Karlovy Vary: “The Priest’s Children” di Vinko Bresan

Andate e moltiplicateli

Concorso
Si sa, i preservativi non sono mai stati visti di buon occhio dalla chiesa cattolica. Almeno quelli funzionanti…

Vinko Bresan è nato a Zagabria nel ’64, ed ha avuto modo di farsi notare in vari festival internazionali per un buon piglio registico e per una riflessione non banale sui vari drammi dell’ex-Jugoslavia. Il suo Testimoni è uno dei suoi pochi lavori impostati su toni esclusivamente drammatici e ha vinto il premio della Giuria Ecumenica alla Berlinale nel 2003, mentre altre sue sceneggiature mischiavano temi importanti con i toni tragicomici. Così è stato anche per questo “I figli del prete”, che ci ha stupito con uno spirito brioso e colorato, e che fa venire in mente più che i soliti drammi etnici sui contrasti fra serbi e croati la commedia francese sbarazzina e grottesca (o addirittura un film come Amelie).

Sull’isola dalmata in cui è ambientata la vicenda il problema che angoscia il sacerdote e i notabili del luogo è la bassa natalità: non si possono solo celebrare funerali, ogni tanto ci vorrebbe un battesimo. Ma finché i pigri e disimpegnati isolani continueranno a servirsi delle meraviglie scientifiche della contraccezione, non sarà certo possibile far fare un grande salto in avanti alla natalità infantile. L’idea su cui si basa il soggetto è che il nuovo giovane sacerdote appena giunto in parrocchia “saboti” la contraccezione, bucando nottetempo uno ad uno i preservativi, di cui diventa grande esperto e consumatore “passivo”…Fin qui l’idea bislacca e originale, sulla quale si basa tutta la trama. Forse un po’ poco per tirare fino alla fine, ed infatti, per quanto si sforzi di dar vita alla storia con episodi e invenzioni a volte un po’ stiracchiate, Bressan vince la scommessa solo a metà. Per quanto piacevole e recitato con brio, il film alla fine non sa bene dove andare a parare, se verso la farsa situazionale, la leggera critica sociale o addirittura la denuncia. Sì, perché negli ultimi minuti spunta perfino la piaga della pedofilia sacerdotale, che a dire il vero stona parecchio con il tono leggero del film e sembra introdurre una svolta inaspettata e poco credibile. Ugualmente poco legata strutturalmente sembra la parte finale in cui il giovane prete deve affrontare la responsabilità e i rimorsi per le sventure di alcuni concittadini, che pagano per la sua condotta spregiudicata.

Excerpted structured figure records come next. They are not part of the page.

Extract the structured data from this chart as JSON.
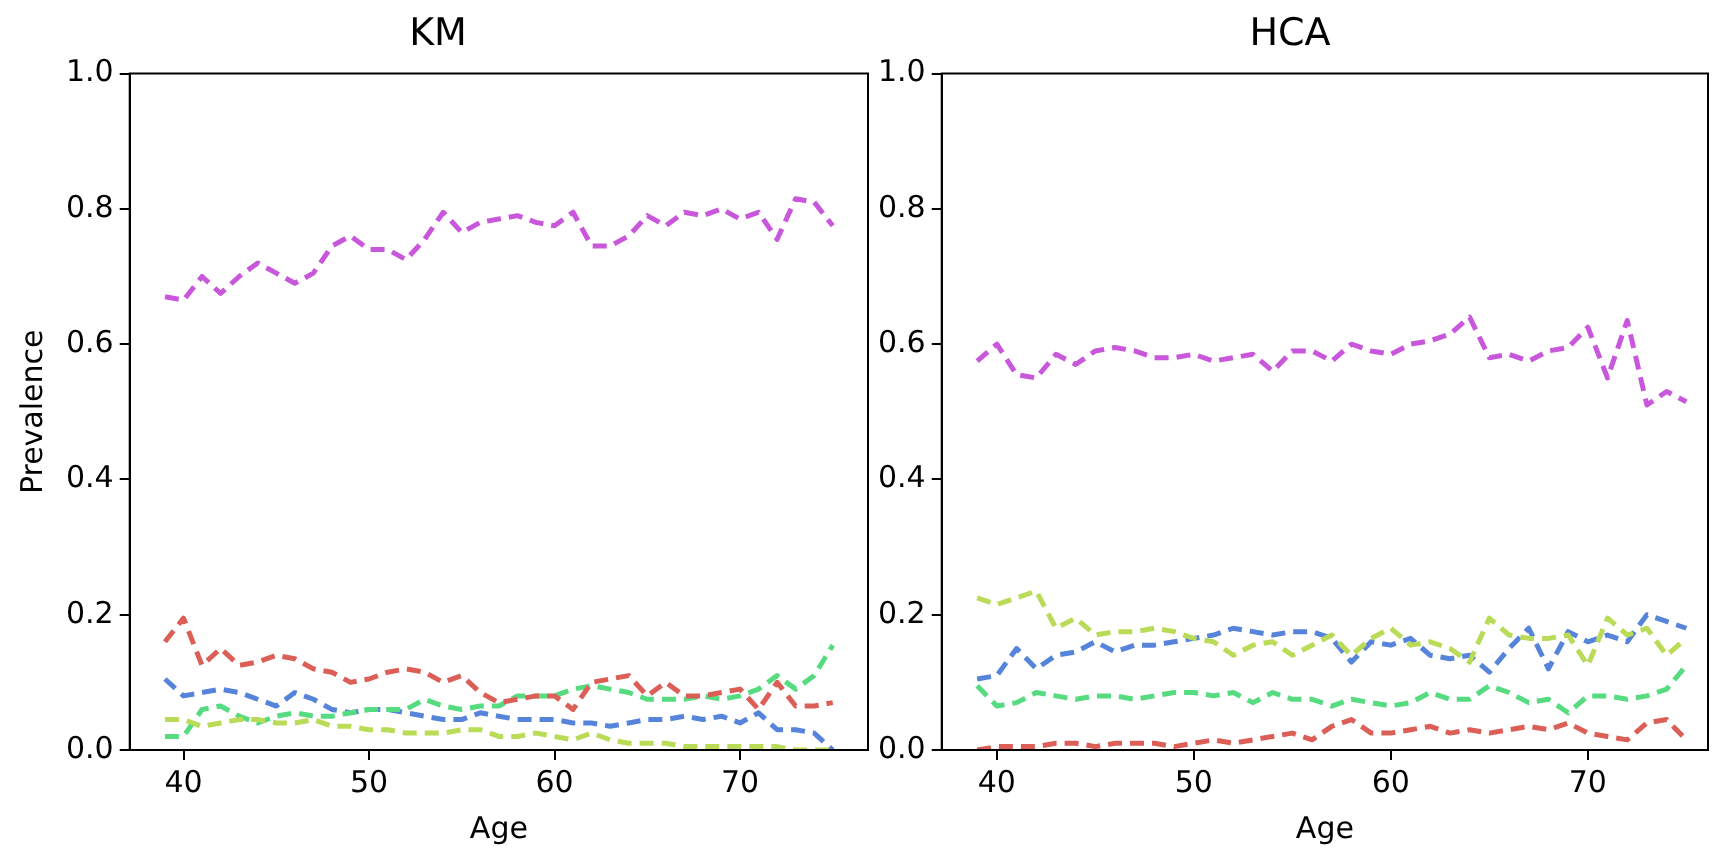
{
  "chart_data": [
    {
      "type": "line",
      "title": "KM",
      "xlabel": "Age",
      "ylabel": "Prevalence",
      "x": [
        39,
        40,
        41,
        42,
        43,
        44,
        45,
        46,
        47,
        48,
        49,
        50,
        51,
        52,
        53,
        54,
        55,
        56,
        57,
        58,
        59,
        60,
        61,
        62,
        63,
        64,
        65,
        66,
        67,
        68,
        69,
        70,
        71,
        72,
        73,
        74,
        75
      ],
      "xlim": [
        37.1,
        76.9
      ],
      "xticks": [
        40,
        50,
        60,
        70
      ],
      "ylim": [
        0,
        1
      ],
      "yticks": [
        {
          "value": 0,
          "label": "0.0"
        },
        {
          "value": 0.2,
          "label": "0.2"
        },
        {
          "value": 0.4,
          "label": "0.4"
        },
        {
          "value": 0.6,
          "label": "0.6"
        },
        {
          "value": 0.8,
          "label": "0.8"
        },
        {
          "value": 1,
          "label": "1.0"
        }
      ],
      "grid": false,
      "legend": false,
      "marker": "none",
      "line_style": "dashed",
      "series": [
        {
          "color": "#db5f57",
          "values": [
            0.16,
            0.195,
            0.125,
            0.15,
            0.125,
            0.13,
            0.14,
            0.135,
            0.12,
            0.115,
            0.1,
            0.105,
            0.115,
            0.12,
            0.115,
            0.1,
            0.11,
            0.085,
            0.07,
            0.075,
            0.08,
            0.08,
            0.06,
            0.1,
            0.105,
            0.11,
            0.08,
            0.1,
            0.08,
            0.08,
            0.085,
            0.09,
            0.06,
            0.1,
            0.065,
            0.065,
            0.07
          ]
        },
        {
          "color": "#b9db57",
          "values": [
            0.045,
            0.045,
            0.035,
            0.04,
            0.045,
            0.045,
            0.04,
            0.04,
            0.045,
            0.035,
            0.035,
            0.03,
            0.03,
            0.025,
            0.025,
            0.025,
            0.03,
            0.03,
            0.02,
            0.02,
            0.025,
            0.02,
            0.015,
            0.025,
            0.015,
            0.01,
            0.01,
            0.01,
            0.005,
            0.005,
            0.005,
            0.005,
            0.005,
            0.005,
            0,
            0,
            0
          ]
        },
        {
          "color": "#57db80",
          "values": [
            0.02,
            0.02,
            0.06,
            0.065,
            0.05,
            0.04,
            0.05,
            0.055,
            0.05,
            0.05,
            0.055,
            0.06,
            0.06,
            0.06,
            0.075,
            0.065,
            0.06,
            0.065,
            0.065,
            0.08,
            0.08,
            0.08,
            0.09,
            0.095,
            0.09,
            0.085,
            0.075,
            0.075,
            0.075,
            0.08,
            0.075,
            0.08,
            0.09,
            0.11,
            0.09,
            0.11,
            0.155
          ]
        },
        {
          "color": "#5784db",
          "values": [
            0.105,
            0.08,
            0.085,
            0.09,
            0.085,
            0.075,
            0.065,
            0.085,
            0.075,
            0.06,
            0.055,
            0.06,
            0.06,
            0.055,
            0.05,
            0.045,
            0.045,
            0.055,
            0.05,
            0.045,
            0.045,
            0.045,
            0.04,
            0.04,
            0.035,
            0.04,
            0.045,
            0.045,
            0.05,
            0.045,
            0.05,
            0.04,
            0.055,
            0.03,
            0.03,
            0.025,
            0
          ]
        },
        {
          "color": "#c957db",
          "values": [
            0.67,
            0.665,
            0.7,
            0.675,
            0.7,
            0.72,
            0.705,
            0.69,
            0.705,
            0.745,
            0.76,
            0.74,
            0.74,
            0.725,
            0.755,
            0.795,
            0.765,
            0.78,
            0.785,
            0.79,
            0.78,
            0.775,
            0.795,
            0.745,
            0.745,
            0.76,
            0.79,
            0.775,
            0.795,
            0.79,
            0.8,
            0.785,
            0.795,
            0.755,
            0.815,
            0.81,
            0.775
          ]
        }
      ]
    },
    {
      "type": "line",
      "title": "HCA",
      "xlabel": "Age",
      "x": [
        39,
        40,
        41,
        42,
        43,
        44,
        45,
        46,
        47,
        48,
        49,
        50,
        51,
        52,
        53,
        54,
        55,
        56,
        57,
        58,
        59,
        60,
        61,
        62,
        63,
        64,
        65,
        66,
        67,
        68,
        69,
        70,
        71,
        72,
        73,
        74,
        75
      ],
      "xlim": [
        37.2,
        76.1
      ],
      "xticks": [
        40,
        50,
        60,
        70
      ],
      "ylim": [
        0,
        1
      ],
      "yticks": [
        {
          "value": 0,
          "label": "0.0"
        },
        {
          "value": 0.2,
          "label": "0.2"
        },
        {
          "value": 0.4,
          "label": "0.4"
        },
        {
          "value": 0.6,
          "label": "0.6"
        },
        {
          "value": 0.8,
          "label": "0.8"
        },
        {
          "value": 1,
          "label": "1.0"
        }
      ],
      "grid": false,
      "legend": false,
      "marker": "none",
      "line_style": "dashed",
      "series": [
        {
          "color": "#db5f57",
          "values": [
            0,
            0.005,
            0.005,
            0.005,
            0.01,
            0.01,
            0.005,
            0.01,
            0.01,
            0.01,
            0.005,
            0.01,
            0.015,
            0.01,
            0.015,
            0.02,
            0.025,
            0.015,
            0.035,
            0.045,
            0.025,
            0.025,
            0.03,
            0.035,
            0.025,
            0.03,
            0.025,
            0.03,
            0.035,
            0.03,
            0.04,
            0.025,
            0.02,
            0.015,
            0.04,
            0.045,
            0.015
          ]
        },
        {
          "color": "#b9db57",
          "values": [
            0.225,
            0.215,
            0.225,
            0.235,
            0.18,
            0.195,
            0.17,
            0.175,
            0.175,
            0.18,
            0.175,
            0.165,
            0.16,
            0.14,
            0.155,
            0.16,
            0.14,
            0.155,
            0.17,
            0.14,
            0.165,
            0.18,
            0.155,
            0.16,
            0.15,
            0.13,
            0.195,
            0.17,
            0.165,
            0.165,
            0.17,
            0.125,
            0.195,
            0.17,
            0.18,
            0.14,
            0.165
          ]
        },
        {
          "color": "#57db80",
          "values": [
            0.095,
            0.065,
            0.07,
            0.085,
            0.08,
            0.075,
            0.08,
            0.08,
            0.075,
            0.08,
            0.085,
            0.085,
            0.08,
            0.085,
            0.07,
            0.085,
            0.075,
            0.075,
            0.065,
            0.075,
            0.07,
            0.065,
            0.07,
            0.085,
            0.075,
            0.075,
            0.095,
            0.085,
            0.07,
            0.075,
            0.055,
            0.08,
            0.08,
            0.075,
            0.08,
            0.09,
            0.125
          ]
        },
        {
          "color": "#5784db",
          "values": [
            0.105,
            0.11,
            0.15,
            0.12,
            0.14,
            0.145,
            0.16,
            0.145,
            0.155,
            0.155,
            0.16,
            0.165,
            0.17,
            0.18,
            0.175,
            0.17,
            0.175,
            0.175,
            0.165,
            0.13,
            0.16,
            0.155,
            0.165,
            0.14,
            0.135,
            0.14,
            0.115,
            0.15,
            0.18,
            0.12,
            0.175,
            0.16,
            0.17,
            0.16,
            0.2,
            0.19,
            0.18
          ]
        },
        {
          "color": "#c957db",
          "values": [
            0.575,
            0.6,
            0.555,
            0.55,
            0.585,
            0.57,
            0.59,
            0.595,
            0.59,
            0.58,
            0.58,
            0.585,
            0.575,
            0.58,
            0.585,
            0.56,
            0.59,
            0.59,
            0.575,
            0.6,
            0.59,
            0.585,
            0.6,
            0.605,
            0.615,
            0.64,
            0.58,
            0.585,
            0.575,
            0.59,
            0.595,
            0.625,
            0.55,
            0.635,
            0.51,
            0.53,
            0.515
          ]
        }
      ]
    }
  ]
}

I personaggi sono più o meno e volontariamente macchiette, impostati in maniera caricaturale e naif, e il grottesco predomina per buona parte del film. Fra i leitmotiv più gustosi c’è la parodia dei nazionalisti che vedono in qualsiasi straniero una minaccia per la purezza della “razza croata”. Nel complesso però l’idea che sembra trapelare è che ormai la guerra è finita e si devono affrontare problemi più attuali. Non è escluso che uno dei fini secondari della produzione sia turistico: immaginiamo che la pittoresca e solatia isola croata che ha ospitato il set possa vedere aumentare i propri introiti estivi. Gustoso fra l’altro il cameo di Lazar Ristovski (il “Nero” di Underground) nei panni di un vescovo bonario e sessualmente progressista.

L’impressione lasciata dal film è stata dunque nel complesso positiva, come una ventata d’aria fresca, e in un concorso è in fondo giusto proporre anche pellicole meno impegnate, o che almeno nascondano il proprio impegno dietro una facciata di farsa spensierata. Ad ogni modo non si vede perché condannare il tentativo del buon Bresan di intrattenere con simpatia e un paio di idee felici un pubblico che non deve necessariamente conoscere solo i preti de La messa è finita o i curati di campagna, ma anche i semplici scrupoli di coscienza di un “inseminatore artificiale”.